Aside from Nickel Asia Corporation, the Zamora family also owns or has interests in the following industries: Security Bank (Banking; purchased from Rolando Gapud in 1986), MANTA Equities Inc (Real estate firm established in 1990), Informatics Philippines (Part of the Informatics Group in Singapore; College established in 1993), Philippine International Air Terminal Co. (Aviation), St Luke’s Medical Center (Healthcare, established in 1903), Zamora and Poblador law (Law firm established in 1993), Cafe Lyon/Dome Cafe (Food and beverage; franchised in 1993) YUKI (Food and beverage; franchised 2019), and Pepper Lunch (Food and beverage; franchised in 2008), Tranzen Group (Holding company established in 2008), MRC Allied (Holding company established in 1990), 5G Security Inc, Philippine Phosphate Fertilizer Corporation, Bacavalley Energy, Inc., One Pacstar Realty Corporation, Two Pactstar Realty Corporation, Agusan Power Corporation, Philphos Trading Inc., Lear Aero Ltd., Inc., Libjo Mining Corporation, and Lake Mainit Hydro Holdings Corporation, and PT&T (Broadband established in 1962)

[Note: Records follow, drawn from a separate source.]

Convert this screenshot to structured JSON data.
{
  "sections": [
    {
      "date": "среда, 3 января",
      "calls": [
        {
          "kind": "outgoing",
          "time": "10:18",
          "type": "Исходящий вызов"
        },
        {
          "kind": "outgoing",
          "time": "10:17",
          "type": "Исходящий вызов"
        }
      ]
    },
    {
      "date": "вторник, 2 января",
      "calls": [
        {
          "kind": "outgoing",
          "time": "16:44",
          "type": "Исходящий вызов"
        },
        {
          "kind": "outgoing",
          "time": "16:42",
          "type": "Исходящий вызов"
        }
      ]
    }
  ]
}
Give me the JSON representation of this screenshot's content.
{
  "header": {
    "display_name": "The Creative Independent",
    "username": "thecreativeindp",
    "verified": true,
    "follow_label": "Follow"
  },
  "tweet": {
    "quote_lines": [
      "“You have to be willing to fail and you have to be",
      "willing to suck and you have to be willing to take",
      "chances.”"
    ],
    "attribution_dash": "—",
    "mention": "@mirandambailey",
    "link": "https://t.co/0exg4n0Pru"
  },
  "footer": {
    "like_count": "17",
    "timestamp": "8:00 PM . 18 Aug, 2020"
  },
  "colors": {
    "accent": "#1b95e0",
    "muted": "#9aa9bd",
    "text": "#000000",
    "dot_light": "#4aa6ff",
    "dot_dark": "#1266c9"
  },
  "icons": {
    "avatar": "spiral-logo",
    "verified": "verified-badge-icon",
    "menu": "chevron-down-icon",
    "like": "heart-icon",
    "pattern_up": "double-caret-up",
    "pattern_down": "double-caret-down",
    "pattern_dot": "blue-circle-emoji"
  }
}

Besides their business ventures, the Zamora family are also active in politics: Mayor Francis Zamora and Congresswoman Ysabel Zamora are currently serving as Mayor and Congresswoman of San Juan city respectively. While the sister of the Mayor and Congresswoman, is former Congresswoman Amparo Maria Zamora who was the representative for the second district of Taguig City.